Ochoa’s reliance on Valerio v. Andrew Youngquist Construction (2002) 103 Cal. App. 4th 1264, in support of their contention is unavailing as the facts here are distinguishable. Unlike Valerio, Duche’s answer to the unverified second amended complaint contains a general denial of all allegations of the complaint. Under Edger v. Foster (1941) 48 CA2d 580, 583, a defendant may deny certain material allegations of the complaint and, in an affirmative defense, allege the same allegations are true, yet the allegations in the affirmative defense will not constitute an admission of the truth of those allegations in the complaint. (See also Harris v. City of Santa Monica (2013) 56 Cal. 4th 703, 240-241.)

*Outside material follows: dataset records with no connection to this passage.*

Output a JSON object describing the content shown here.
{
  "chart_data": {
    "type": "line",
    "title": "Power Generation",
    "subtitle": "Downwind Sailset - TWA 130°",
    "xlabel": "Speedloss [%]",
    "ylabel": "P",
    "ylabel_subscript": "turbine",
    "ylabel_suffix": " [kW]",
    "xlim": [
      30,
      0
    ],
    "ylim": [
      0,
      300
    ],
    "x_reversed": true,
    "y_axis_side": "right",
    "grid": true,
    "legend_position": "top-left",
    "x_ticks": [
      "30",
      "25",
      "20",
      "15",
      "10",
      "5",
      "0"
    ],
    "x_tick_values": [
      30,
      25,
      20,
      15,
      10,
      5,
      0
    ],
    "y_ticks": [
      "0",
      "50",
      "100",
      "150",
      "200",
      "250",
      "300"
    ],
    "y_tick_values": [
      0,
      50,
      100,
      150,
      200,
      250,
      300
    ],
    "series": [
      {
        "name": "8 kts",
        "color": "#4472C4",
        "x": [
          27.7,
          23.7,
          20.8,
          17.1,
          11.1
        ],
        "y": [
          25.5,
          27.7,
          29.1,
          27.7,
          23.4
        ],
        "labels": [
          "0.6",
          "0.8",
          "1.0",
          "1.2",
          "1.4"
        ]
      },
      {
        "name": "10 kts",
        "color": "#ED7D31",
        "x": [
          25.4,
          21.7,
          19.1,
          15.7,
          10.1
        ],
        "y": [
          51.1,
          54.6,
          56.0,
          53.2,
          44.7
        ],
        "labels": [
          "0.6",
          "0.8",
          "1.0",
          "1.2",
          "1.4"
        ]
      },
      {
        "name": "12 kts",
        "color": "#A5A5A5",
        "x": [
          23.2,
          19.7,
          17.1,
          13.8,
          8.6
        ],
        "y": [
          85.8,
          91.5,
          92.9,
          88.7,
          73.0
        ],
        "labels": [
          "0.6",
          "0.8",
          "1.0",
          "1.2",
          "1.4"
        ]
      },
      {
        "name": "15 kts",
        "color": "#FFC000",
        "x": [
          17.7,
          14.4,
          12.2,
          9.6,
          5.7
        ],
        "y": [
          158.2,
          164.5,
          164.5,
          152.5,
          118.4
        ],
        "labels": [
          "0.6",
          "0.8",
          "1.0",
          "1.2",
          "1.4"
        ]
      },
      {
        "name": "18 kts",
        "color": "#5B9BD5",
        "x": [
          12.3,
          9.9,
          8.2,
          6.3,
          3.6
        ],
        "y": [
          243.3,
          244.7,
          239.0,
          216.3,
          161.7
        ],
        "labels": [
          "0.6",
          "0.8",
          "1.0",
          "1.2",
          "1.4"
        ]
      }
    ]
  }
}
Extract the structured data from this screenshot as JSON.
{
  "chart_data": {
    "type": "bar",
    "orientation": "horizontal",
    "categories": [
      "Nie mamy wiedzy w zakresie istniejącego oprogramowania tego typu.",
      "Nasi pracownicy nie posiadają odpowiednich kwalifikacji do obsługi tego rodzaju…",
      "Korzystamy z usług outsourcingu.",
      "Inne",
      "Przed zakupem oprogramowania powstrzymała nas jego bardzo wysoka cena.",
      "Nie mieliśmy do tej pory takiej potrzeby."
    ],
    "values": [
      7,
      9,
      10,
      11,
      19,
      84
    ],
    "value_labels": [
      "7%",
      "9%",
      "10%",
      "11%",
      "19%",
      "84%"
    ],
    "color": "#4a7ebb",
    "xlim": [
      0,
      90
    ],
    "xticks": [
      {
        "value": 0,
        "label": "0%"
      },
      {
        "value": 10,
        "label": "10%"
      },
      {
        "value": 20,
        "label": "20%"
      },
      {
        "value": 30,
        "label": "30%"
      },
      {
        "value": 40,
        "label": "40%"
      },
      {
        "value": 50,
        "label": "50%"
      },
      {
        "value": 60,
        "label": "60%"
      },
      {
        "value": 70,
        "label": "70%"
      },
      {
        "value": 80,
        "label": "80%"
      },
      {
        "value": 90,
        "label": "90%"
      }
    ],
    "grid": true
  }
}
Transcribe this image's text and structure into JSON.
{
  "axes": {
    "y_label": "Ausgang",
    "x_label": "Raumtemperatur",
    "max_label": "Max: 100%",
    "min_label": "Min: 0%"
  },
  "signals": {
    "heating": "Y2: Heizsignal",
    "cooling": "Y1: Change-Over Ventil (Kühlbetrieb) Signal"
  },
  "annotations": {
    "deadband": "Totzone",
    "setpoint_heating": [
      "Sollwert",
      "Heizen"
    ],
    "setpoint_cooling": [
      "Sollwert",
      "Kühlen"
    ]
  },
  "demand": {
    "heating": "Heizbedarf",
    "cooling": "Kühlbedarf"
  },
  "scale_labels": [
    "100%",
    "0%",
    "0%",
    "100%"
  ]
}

Moreover, under governing California law a judicial admission is a party’s “unequivocal concession of the truth of a matter, and removes the matter as an issue in the case.” (Gelfo v. Lockheed Martin Corp. (2006)140 Cal. App. 4th 34, 38.) Here, under the circumstances of this case, Duche’s 23rd affirmative defense is hardly an unequivocal concession of its ownership, custody, or control over the auger.

Conclusion

Ochoa has failed to meet their burden and show a triable issue of material fact as to their causes of action for strict liability and negligence. Duche’s submitted facts numbered 1 through12 are not reasonably disputed by the evidence Ochoa submitted. Moreover, Ochoa’s additional submitted facts numbered 1through 164 are not supported by sufficient evidence for Ochoa to meet its burden on summary judgment. Accordingly, after considering all of the evidence and inferences reasonably drawn therefrom, as a matter of law there is no dispute Duche did not design or manufacture the auger, did not exercise control over the Terra Bella plant or auger at the time of the accident; and did not conceal any alleged dangerous condition of the auger or processing plant.

Thus, Duche’s motion for summary judgment is granted.

If no one requests oral argument Duche shall submit a proposed order in compliance with CCP section 437c(g) and prepared and served in compliance with CRC, rule 3.1312.